Two wins for USA in dramatic start to America’s Cup
Hamilton (Bermuda) (AFP) – Oracle Team USA rallied to edge Emirates Team New Zealand Saturday as the 35th America’s Cup got underway with two wins for two-time defending champions Oracle and a collision involving Ben Ainslie’s Land Rover BAR.
The drama unfolded under picture-book skies on Bermuda’s Great Sound, where near gale-force winds had prevented the scheduled start on Friday.
For the first time the defending champions are competing in the qualifiers, and Team USA didn’t disappoint.
They delivered the first of two thumpings handed out to Groupama Team France before taking on New Zealand in a rematch of the 2013 America’s Cup — when the US outfit won eight straight races to seal one of the biggest comeback triumphs in sport.
Team USA skipper Jimmy Spithill caught New Zealand as they rounded the mark into the penultimate leg and went on to win by six seconds.
A closely fought start launched a fascinating contest that saw Team New Zealand take a 20-second lead at gate three.
But by gate five Spithill had closed the gap and they came toward the mark virtually side-by-side.
Team USA came out of the turn in front and held on for the win.
After the first day of round-robin qualifiers Team USA were tied atop the standings with Britain’s Land Rover BAR, both on three points.
The British syndicate came into the qualifiers with two bonus points from the America’s Cup World Series, from which Team USA brought one point.
They quelled the doubts raised by lackluster practice race showings with an impressive victory over Sweden’s Artemis Racing, but the day would end badly for Ainslie’s BAR.
They were penalized for a scary pre-start collision with SoftBank Team Japan and with visible damage to one hull finished 48 seconds behind the Japanese in the final race of the day.

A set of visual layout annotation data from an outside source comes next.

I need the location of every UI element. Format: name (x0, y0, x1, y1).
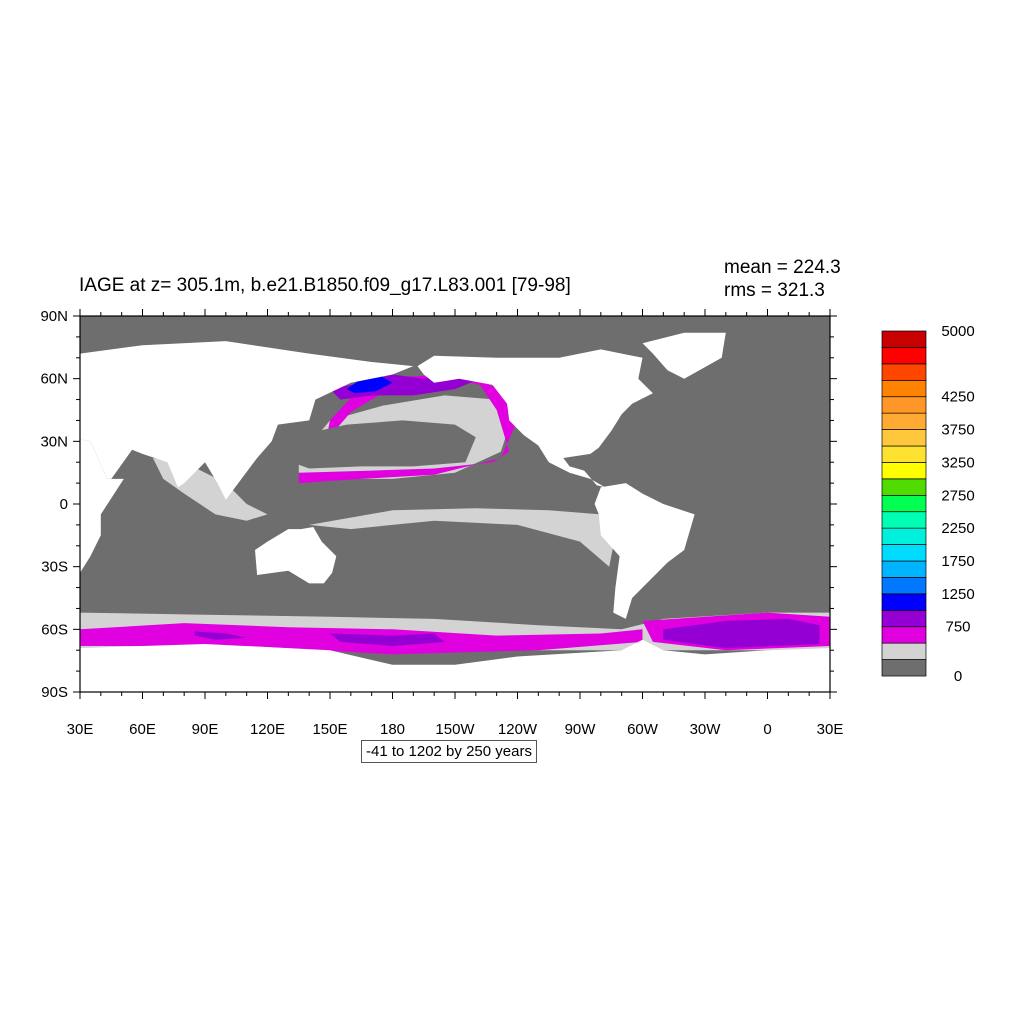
ross-purple (330, 633, 445, 646)
colorbar-label: 750 (945, 619, 970, 636)
colorbar-label: 1750 (941, 553, 974, 570)
lat-tick-label: 60N (40, 371, 68, 388)
lon-tick-label: 30E (817, 721, 844, 738)
lon-tick-label: 90W (565, 721, 597, 738)
contour-range-label: -41 to 1202 by 250 years (361, 740, 537, 763)
lon-tick-label: 150W (435, 721, 475, 738)
lat-tick-label: 30S (41, 559, 68, 576)
colorbar-swatch (881, 511, 927, 529)
land-south-america (594, 483, 695, 619)
colorbar: 0 750 1250 1750 2250 2750 3250 3750 4250 5000 (881, 323, 975, 685)
colorbar-label: 3750 (941, 422, 974, 439)
colorbar-swatch (881, 593, 927, 611)
colorbar-label: 0 (954, 668, 962, 685)
colorbar-label: 2750 (941, 487, 974, 504)
north-pacific-gyre (280, 420, 476, 469)
land-africa (80, 439, 124, 573)
lon-tick-label: 120W (498, 721, 538, 738)
rms-value: rms = 321.3 (724, 280, 825, 301)
lat-tick-label: 30N (40, 433, 68, 450)
colorbar-swatch (881, 577, 927, 595)
land-australia (255, 527, 337, 584)
map-title: IAGE at z= 305.1m, b.e21.B1850.f09_g17.L… (79, 275, 571, 296)
land-eurasia (80, 341, 414, 500)
lat-tick-label: 0 (60, 496, 68, 513)
colorbar-label: 4250 (941, 389, 974, 406)
land-greenland (642, 332, 726, 379)
land-antarctica (80, 639, 830, 692)
land-mask (80, 332, 830, 692)
colorbar-swatch (881, 379, 927, 398)
okhotsk-blue (346, 376, 393, 394)
lon-tick-label: 30W (690, 721, 722, 738)
colorbar-swatch (881, 659, 927, 677)
colorbar-label: 5000 (941, 323, 974, 340)
colorbar-swatch (881, 429, 927, 447)
equatorial-band (309, 508, 614, 567)
lon-tick-label: 180 (380, 721, 405, 738)
colorbar-swatch (881, 478, 927, 496)
lon-tick-label: 150E (312, 721, 347, 738)
colorbar-swatch (881, 396, 927, 414)
statistics-block: mean = 224.3 rms = 321.3 (724, 256, 841, 302)
colorbar-swatch (881, 445, 927, 463)
colorbar-label: 3250 (941, 454, 974, 471)
land-north-america (417, 349, 653, 488)
lon-tick-label: 60W (627, 721, 659, 738)
lon-tick-label: 60E (129, 721, 156, 738)
weddell-purple (663, 618, 820, 649)
colorbar-swatch (881, 544, 927, 562)
lon-tick-label: 120E (250, 721, 285, 738)
colorbar-label: 2250 (941, 520, 974, 537)
colorbar-swatch (881, 609, 927, 628)
colorbar-swatch (881, 412, 927, 430)
colorbar-swatch (881, 363, 927, 381)
colorbar-swatch (881, 462, 927, 480)
colorbar-swatch (881, 494, 927, 513)
lat-tick-label: 60S (41, 621, 68, 638)
indian-purple (194, 631, 247, 640)
lat-tick-label: 90S (41, 684, 68, 701)
colorbar-label: 1250 (941, 586, 974, 603)
lon-tick-label: 90E (192, 721, 219, 738)
axis-ticks: 30E 60E 90E 120E 150E 180 150W 120W 90W 60W 30W 0 30… (40, 308, 843, 738)
colorbar-swatch (881, 347, 927, 365)
colorbar-swatch (881, 330, 927, 348)
north-pacific-magenta (298, 374, 518, 484)
colorbar-swatch (881, 642, 927, 660)
mean-value: mean = 224.3 (724, 257, 841, 278)
lon-tick-label: 30E (67, 721, 94, 738)
colorbar-swatch (881, 527, 927, 545)
colorbar-swatch (881, 560, 927, 578)
lat-tick-label: 90N (40, 308, 68, 325)
lon-tick-label: 0 (763, 721, 771, 738)
colorbar-swatch (881, 626, 927, 644)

The crash came after four-time Olympic gold medallist Ainslie slammed into Team New Zealand during practice racing last week, costing the Kiwi team valuable time on the water as they made repairs.
Team Japan tactician Chris Draper said there were “a couple of bruises” among SoftBank crew members and some compression damage to his boat’s carbon fiber hull.
“It could have been pretty ugly,” Draper said.
But the more serious damage was to BAR — who could have trouble making repairs in time for their scheduled races on Sunday against heavy hitters Team USA and Team New Zealand.
The postponement of opening day swelled Saturday’s schedule from four races to six.
Artemis, whose stock has risen with some impressive practice performances this month, was down early to Team Japan, captained by New Zealand’s Dean Barker.
But Artemis managed to gain the lead on the fifth leg, pulling alongside and forcing Barker to give way then holding on for a 13-second win.
New Zealand gained their first point with a dominant victory over France — officially unveiling the bicycle-style grinding system they’ve installed in place of arm-driven winches to power the catamaran’s hydraulics system.